Die Montecristi Verfassung der Republik Ecuador von 2008 besagt ausdrücklich in ihrer Präambel: „Wir feiern die Natur, unsere Pachamama, von der wir ein Teil sind und die für uns von existenzieller Wichtigkeit ist.“ Im Folgenden betont sie, dass die Republik „eine neue Form des Zusammenlebens der Bürger gestalten will, in Vielfalt und in Harmonie mit der Natur, um das Gute Leben oder das Sumach Kawsay (die Fülle des Lebens) zu erreichen“. In Artikel 71, Kapitel VII heißt es: „Die Natur, bzw.

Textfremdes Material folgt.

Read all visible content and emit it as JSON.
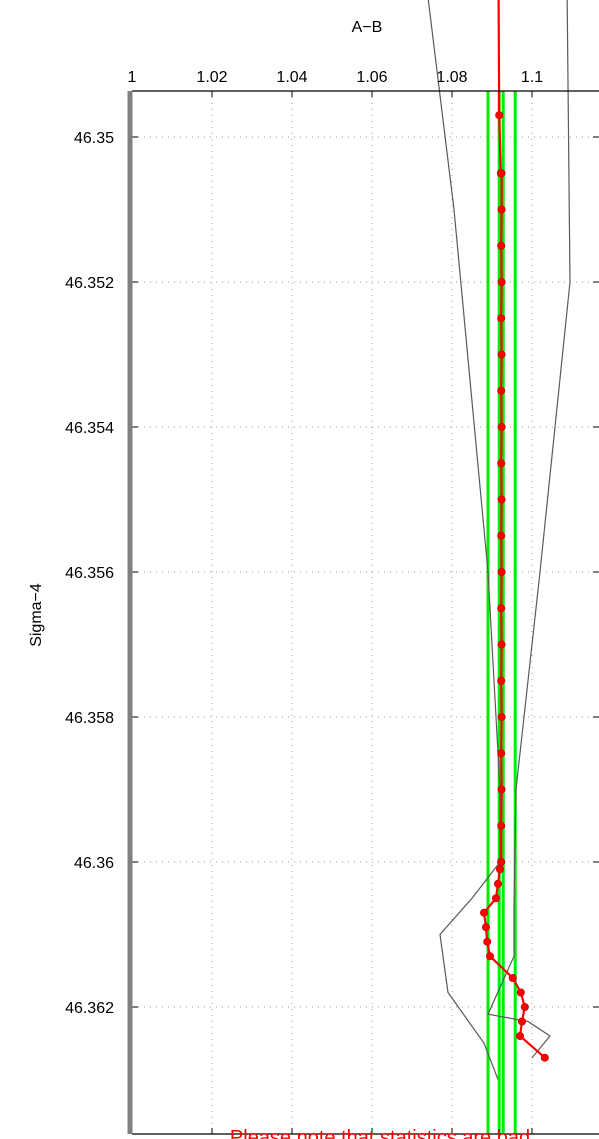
{
  "chart_data": {
    "type": "line",
    "title": "",
    "xlabel": "A−B",
    "ylabel": "Sigma−4",
    "xlim": [
      1,
      1.115
    ],
    "ylim": [
      46.3465,
      46.36375
    ],
    "y_reversed": true,
    "x_axis_position": "top",
    "grid": true,
    "x_ticks": [
      {
        "value": 1,
        "label": "1"
      },
      {
        "value": 1.02,
        "label": "1.02"
      },
      {
        "value": 1.04,
        "label": "1.04"
      },
      {
        "value": 1.06,
        "label": "1.06"
      },
      {
        "value": 1.08,
        "label": "1.08"
      },
      {
        "value": 1.1,
        "label": "1.1"
      }
    ],
    "y_ticks": [
      {
        "value": 46.35,
        "label": "46.35"
      },
      {
        "value": 46.352,
        "label": "46.352"
      },
      {
        "value": 46.354,
        "label": "46.354"
      },
      {
        "value": 46.356,
        "label": "46.356"
      },
      {
        "value": 46.358,
        "label": "46.358"
      },
      {
        "value": 46.36,
        "label": "46.36"
      },
      {
        "value": 46.362,
        "label": "46.362"
      }
    ],
    "series": [
      {
        "role": "sample",
        "color": "#ff0000",
        "markers": true,
        "points": [
          [
            1.0915,
            46.3465
          ],
          [
            1.0918,
            46.3497
          ],
          [
            1.0922,
            46.3505
          ],
          [
            1.0923,
            46.3515
          ],
          [
            1.0923,
            46.3525
          ],
          [
            1.0923,
            46.3535
          ],
          [
            1.0923,
            46.3545
          ],
          [
            1.0923,
            46.3555
          ],
          [
            1.0923,
            46.3565
          ],
          [
            1.0923,
            46.3575
          ],
          [
            1.0923,
            46.3585
          ],
          [
            1.0923,
            46.3595
          ],
          [
            1.0924,
            46.3505
          ],
          [
            1.0924,
            46.351
          ],
          [
            1.0924,
            46.352
          ],
          [
            1.0924,
            46.353
          ],
          [
            1.0924,
            46.354
          ],
          [
            1.0924,
            46.355
          ],
          [
            1.0924,
            46.356
          ],
          [
            1.0924,
            46.357
          ],
          [
            1.0924,
            46.358
          ],
          [
            1.0924,
            46.359
          ],
          [
            1.0923,
            46.36
          ]
        ]
      },
      {
        "role": "sample-tail",
        "color": "#ff0000",
        "markers": true,
        "points": [
          [
            1.0923,
            46.36
          ],
          [
            1.092,
            46.3601
          ],
          [
            1.0915,
            46.3603
          ],
          [
            1.091,
            46.3605
          ],
          [
            1.088,
            46.3607
          ],
          [
            1.0885,
            46.3609
          ],
          [
            1.0888,
            46.3611
          ],
          [
            1.0895,
            46.3613
          ],
          [
            1.0952,
            46.3616
          ],
          [
            1.0972,
            46.3618
          ],
          [
            1.0982,
            46.362
          ],
          [
            1.0975,
            46.3622
          ],
          [
            1.097,
            46.3624
          ],
          [
            1.1032,
            46.3627
          ]
        ]
      },
      {
        "role": "envelope",
        "color": "#5a5a5a",
        "markers": false,
        "points": [
          [
            1.0705,
            46.3465
          ],
          [
            1.0805,
            46.351
          ],
          [
            1.089,
            46.356
          ],
          [
            1.092,
            46.359
          ],
          [
            1.092,
            46.36
          ],
          [
            1.085,
            46.3605
          ],
          [
            1.077,
            46.361
          ],
          [
            1.079,
            46.3618
          ],
          [
            1.088,
            46.3625
          ],
          [
            1.0915,
            46.363
          ]
        ]
      },
      {
        "role": "envelope",
        "color": "#5a5a5a",
        "markers": false,
        "points": [
          [
            1.1085,
            46.3465
          ],
          [
            1.1095,
            46.352
          ],
          [
            1.102,
            46.356
          ],
          [
            1.096,
            46.359
          ],
          [
            1.0955,
            46.3606
          ],
          [
            1.0955,
            46.3613
          ],
          [
            1.089,
            46.3621
          ],
          [
            1.099,
            46.3622
          ],
          [
            1.1045,
            46.3624
          ],
          [
            1.1,
            46.3627
          ]
        ]
      }
    ],
    "reference_lines": [
      {
        "x": 1.089,
        "color": "#00ee00"
      },
      {
        "x": 1.0918,
        "color": "#00ee00"
      },
      {
        "x": 1.0928,
        "color": "#00ee00"
      },
      {
        "x": 1.0958,
        "color": "#00ee00"
      }
    ],
    "annotation": {
      "text": "Please note that statistics are bad",
      "color": "#ff0000"
    }
  }
}
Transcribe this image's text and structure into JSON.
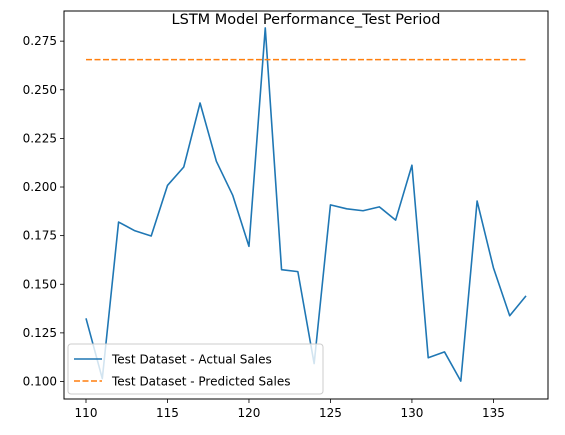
{
  "chart_data": {
    "type": "line",
    "title": "LSTM Model Performance_Test Period",
    "xlabel": "",
    "ylabel": "",
    "xlim": [
      108.65,
      138.35
    ],
    "ylim": [
      0.091,
      0.2905
    ],
    "x_ticks": [
      110,
      115,
      120,
      125,
      130,
      135
    ],
    "y_ticks": [
      0.1,
      0.125,
      0.15,
      0.175,
      0.2,
      0.225,
      0.25,
      0.275
    ],
    "y_tick_labels": [
      "0.100",
      "0.125",
      "0.150",
      "0.175",
      "0.200",
      "0.225",
      "0.250",
      "0.275"
    ],
    "grid": false,
    "legend_position": "lower-left",
    "x": [
      110,
      111,
      112,
      113,
      114,
      115,
      116,
      117,
      118,
      119,
      120,
      121,
      122,
      123,
      124,
      125,
      126,
      127,
      128,
      129,
      130,
      131,
      132,
      133,
      134,
      135,
      136,
      137
    ],
    "series": [
      {
        "name": "Test Dataset - Actual Sales",
        "color": "#1f77b4",
        "style": "solid",
        "values": [
          0.1325,
          0.1015,
          0.182,
          0.1775,
          0.1748,
          0.2008,
          0.2103,
          0.2432,
          0.2132,
          0.1958,
          0.1695,
          0.2818,
          0.1575,
          0.1565,
          0.1092,
          0.1908,
          0.1888,
          0.1878,
          0.1898,
          0.183,
          0.2112,
          0.1122,
          0.1152,
          0.1002,
          0.1928,
          0.1585,
          0.1338,
          0.144
        ]
      },
      {
        "name": "Test Dataset - Predicted Sales",
        "color": "#ff7f0e",
        "style": "dashed",
        "values": [
          0.2655,
          0.2655,
          0.2655,
          0.2655,
          0.2655,
          0.2655,
          0.2655,
          0.2655,
          0.2655,
          0.2655,
          0.2655,
          0.2655,
          0.2655,
          0.2655,
          0.2655,
          0.2655,
          0.2655,
          0.2655,
          0.2655,
          0.2655,
          0.2655,
          0.2655,
          0.2655,
          0.2655,
          0.2655,
          0.2655,
          0.2655,
          0.2655
        ]
      }
    ]
  }
}
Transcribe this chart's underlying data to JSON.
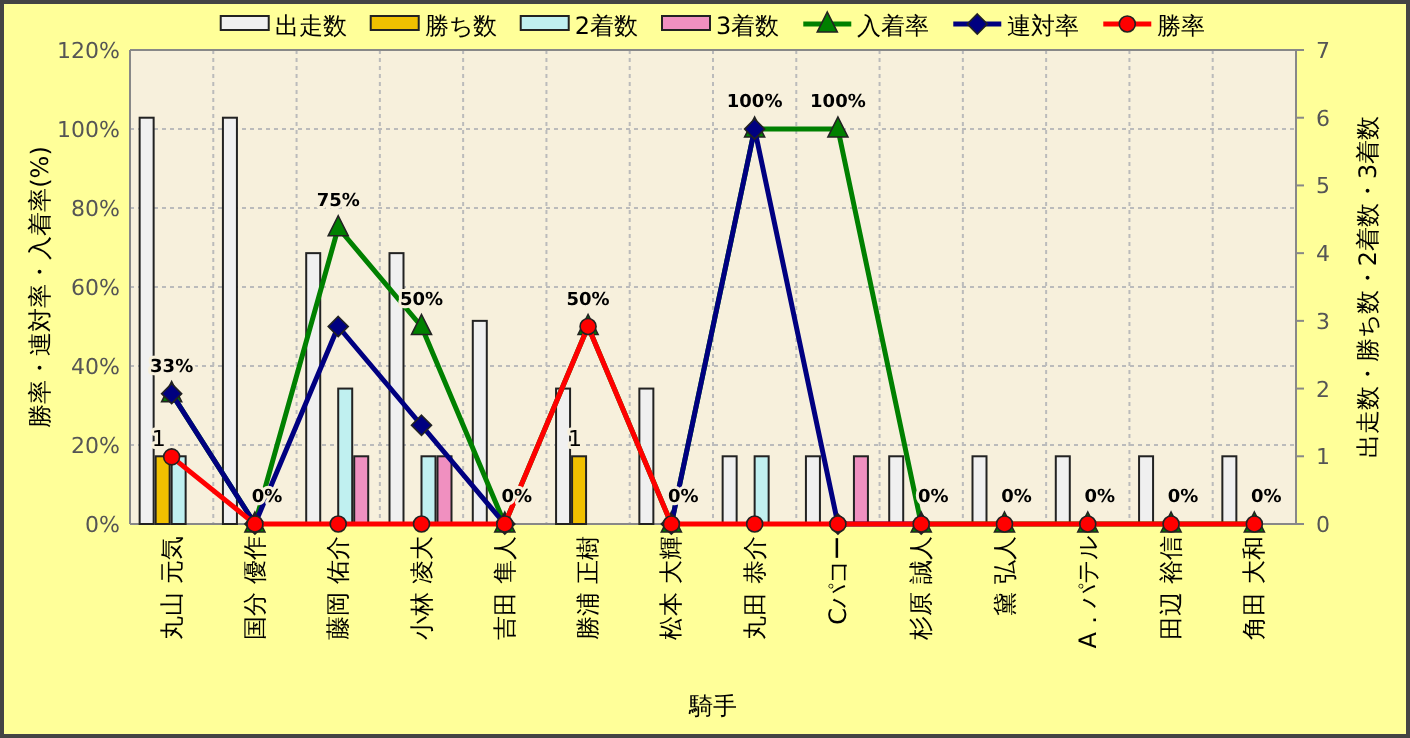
{
  "chart_data": {
    "type": "bar",
    "xlabel": "騎手",
    "ylabel": "勝率・連対率・入着率(%)",
    "y2label": "出走数・勝ち数・2着数・3着数",
    "categories": [
      "丸山 元気",
      "国分 優作",
      "藤岡 佑介",
      "小林 凌大",
      "吉田 隼人",
      "勝浦 正樹",
      "松本 大輝",
      "丸田 恭介",
      "Cパコー",
      "杉原 誠人",
      "黛 弘人",
      "A．パテル",
      "田辺 裕信",
      "角田 大和"
    ],
    "series": [
      {
        "name": "出走数",
        "axis": "y2",
        "color": "#f0f0f0",
        "values": [
          6,
          6,
          4,
          4,
          3,
          2,
          2,
          1,
          1,
          1,
          1,
          1,
          1,
          1
        ]
      },
      {
        "name": "勝ち数",
        "axis": "y2",
        "color": "#f0c000",
        "values": [
          1,
          0,
          0,
          0,
          0,
          1,
          0,
          0,
          0,
          0,
          0,
          0,
          0,
          0
        ],
        "value_labels": [
          "1",
          null,
          null,
          null,
          null,
          "1",
          null,
          null,
          null,
          null,
          null,
          null,
          null,
          null
        ]
      },
      {
        "name": "2着数",
        "axis": "y2",
        "color": "#c0f0f0",
        "values": [
          1,
          0,
          2,
          1,
          0,
          0,
          0,
          1,
          0,
          0,
          0,
          0,
          0,
          0
        ]
      },
      {
        "name": "3着数",
        "axis": "y2",
        "color": "#f090c0",
        "values": [
          0,
          0,
          1,
          1,
          0,
          0,
          0,
          0,
          1,
          0,
          0,
          0,
          0,
          0
        ]
      },
      {
        "name": "入着率",
        "type": "line",
        "axis": "y",
        "color": "#008000",
        "marker": "triangle",
        "values": [
          33,
          0,
          75,
          50,
          0,
          50,
          0,
          100,
          100,
          0,
          0,
          0,
          0,
          0
        ],
        "value_labels": [
          "33%",
          "0%",
          "75%",
          "50%",
          "0%",
          "50%",
          "0%",
          "100%",
          "100%",
          "0%",
          "0%",
          "0%",
          "0%",
          "0%"
        ]
      },
      {
        "name": "連対率",
        "type": "line",
        "axis": "y",
        "color": "#000080",
        "marker": "diamond",
        "values": [
          33,
          0,
          50,
          25,
          0,
          null,
          0,
          100,
          0,
          0,
          null,
          null,
          null,
          null
        ]
      },
      {
        "name": "勝率",
        "type": "line",
        "axis": "y",
        "color": "#ff0000",
        "marker": "circle",
        "values": [
          17,
          0,
          0,
          0,
          0,
          50,
          0,
          0,
          0,
          0,
          0,
          0,
          0,
          0
        ]
      }
    ],
    "ylim": [
      0,
      120
    ],
    "yticks": [
      {
        "value": 0,
        "label": "0%"
      },
      {
        "value": 20,
        "label": "20%"
      },
      {
        "value": 40,
        "label": "40%"
      },
      {
        "value": 60,
        "label": "60%"
      },
      {
        "value": 80,
        "label": "80%"
      },
      {
        "value": 100,
        "label": "100%"
      },
      {
        "value": 120,
        "label": "120%"
      }
    ],
    "y2lim": [
      0,
      7
    ],
    "y2ticks": [
      0,
      1,
      2,
      3,
      4,
      5,
      6,
      7
    ],
    "grid": true,
    "legend": "top"
  }
}
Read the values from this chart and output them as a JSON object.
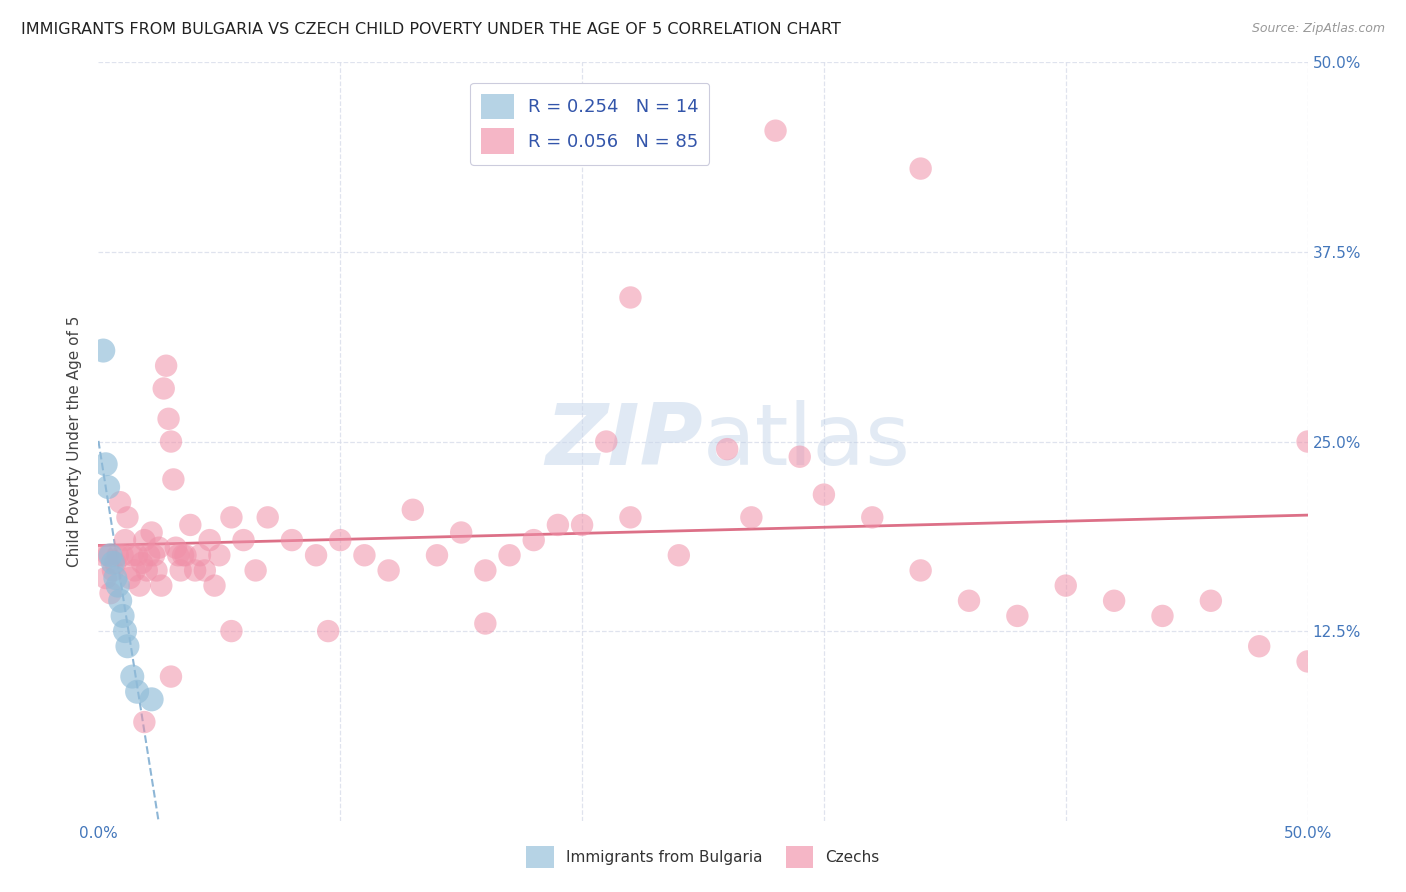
{
  "title": "IMMIGRANTS FROM BULGARIA VS CZECH CHILD POVERTY UNDER THE AGE OF 5 CORRELATION CHART",
  "source": "Source: ZipAtlas.com",
  "ylabel": "Child Poverty Under the Age of 5",
  "xlim": [
    0.0,
    0.5
  ],
  "ylim": [
    0.0,
    0.5
  ],
  "legend_entries": [
    {
      "label": "Immigrants from Bulgaria",
      "color": "#a8c8e8",
      "r": "0.254",
      "n": "14"
    },
    {
      "label": "Czechs",
      "color": "#f4a8b8",
      "r": "0.056",
      "n": "85"
    }
  ],
  "bulgaria_color": "#90bcd8",
  "czech_color": "#f090a8",
  "background_color": "#ffffff",
  "grid_color": "#e0e4f0",
  "watermark": "ZIPatlas",
  "watermark_color": "#dce8f4",
  "bulgaria_x": [
    0.002,
    0.003,
    0.004,
    0.005,
    0.006,
    0.007,
    0.008,
    0.009,
    0.01,
    0.011,
    0.012,
    0.014,
    0.016,
    0.022
  ],
  "bulgaria_y": [
    0.31,
    0.235,
    0.22,
    0.175,
    0.17,
    0.16,
    0.155,
    0.145,
    0.135,
    0.125,
    0.115,
    0.095,
    0.085,
    0.08
  ],
  "czech_x": [
    0.002,
    0.003,
    0.004,
    0.005,
    0.006,
    0.007,
    0.008,
    0.009,
    0.01,
    0.011,
    0.012,
    0.013,
    0.014,
    0.015,
    0.016,
    0.017,
    0.018,
    0.019,
    0.02,
    0.021,
    0.022,
    0.023,
    0.024,
    0.025,
    0.026,
    0.027,
    0.028,
    0.029,
    0.03,
    0.031,
    0.032,
    0.033,
    0.034,
    0.035,
    0.036,
    0.038,
    0.04,
    0.042,
    0.044,
    0.046,
    0.048,
    0.05,
    0.055,
    0.06,
    0.065,
    0.07,
    0.08,
    0.09,
    0.1,
    0.11,
    0.12,
    0.13,
    0.14,
    0.15,
    0.16,
    0.17,
    0.18,
    0.19,
    0.2,
    0.21,
    0.22,
    0.24,
    0.26,
    0.27,
    0.29,
    0.3,
    0.32,
    0.34,
    0.36,
    0.38,
    0.4,
    0.42,
    0.44,
    0.46,
    0.48,
    0.5,
    0.5,
    0.34,
    0.28,
    0.22,
    0.16,
    0.095,
    0.055,
    0.03,
    0.019
  ],
  "czech_y": [
    0.175,
    0.16,
    0.175,
    0.15,
    0.165,
    0.17,
    0.175,
    0.21,
    0.175,
    0.185,
    0.2,
    0.16,
    0.175,
    0.165,
    0.175,
    0.155,
    0.17,
    0.185,
    0.165,
    0.175,
    0.19,
    0.175,
    0.165,
    0.18,
    0.155,
    0.285,
    0.3,
    0.265,
    0.25,
    0.225,
    0.18,
    0.175,
    0.165,
    0.175,
    0.175,
    0.195,
    0.165,
    0.175,
    0.165,
    0.185,
    0.155,
    0.175,
    0.2,
    0.185,
    0.165,
    0.2,
    0.185,
    0.175,
    0.185,
    0.175,
    0.165,
    0.205,
    0.175,
    0.19,
    0.165,
    0.175,
    0.185,
    0.195,
    0.195,
    0.25,
    0.2,
    0.175,
    0.245,
    0.2,
    0.24,
    0.215,
    0.2,
    0.165,
    0.145,
    0.135,
    0.155,
    0.145,
    0.135,
    0.145,
    0.115,
    0.105,
    0.25,
    0.43,
    0.455,
    0.345,
    0.13,
    0.125,
    0.125,
    0.095,
    0.065
  ]
}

Pachamama, in der das Leben reproduziert wird und Bewusstsein erlangt, hat ein Recht darauf, dass ihre Existenz in vollem Umfang respektiert wird, ihre Lebenszyklen erhalten und wiederhergestellt werden sowie ihre Evolutionsstruktur, -funktionen und -prozesse; alle Personen, Gemeinschaften, Völker oder Nationen können von den offiziellen Autoritäten verlangen, dass die Natur geschützt wird und dass der Respekt für alle Elemente, die ein Ökosystem bilden, gefördert wird.“
Die Worte der Präambel der Politischen Verfassung des Staates Bolivien, über die im Jahr 2009  abgestimmt wurde, sind bewegend: „In Erfüllung des Mandats unseres Volkes, mit der Stärke unserer Pachamama und in Dankbarkeit vor Gott gründen wir Bolivien neu.“  Artikel 33 lautet: „Die Menschen haben ein Recht auf eine gesunde Umgebung, auf Schutz und auf eine Umwelt, die sich im Gleichgewicht befindet. Die Ausübung dieses Rechts muss jedem Einzelnen und allen Gemeinden der gegenwärtigen und künftigen Generationen, einschließlich anderer Lebewesen, ermöglichen, sich in einer normalen und dauerhaften Weise zu entfalten.“ In Artikel 34 heißt es: „Jede Person, ob als Individuum oder als Vertreter einer Gemeinschaft, hat das Recht, legale Aktionen zum Schutz der Umwelt zu unternehmen.“
Hier haben wir es mit einem wahrhaft ökologischen Konstitutionalismus zu tun, der Form und Gestalt in den genannten Verfassungen annimmt. Solche Visionen sind Vorläufer für alle künftigen Konstitutionen der Menschheit. Nur mit einer solchen Einstellung und Bereitschaft werden wir ein glückliches Geschick auf diesem Planeten gewährleisten können.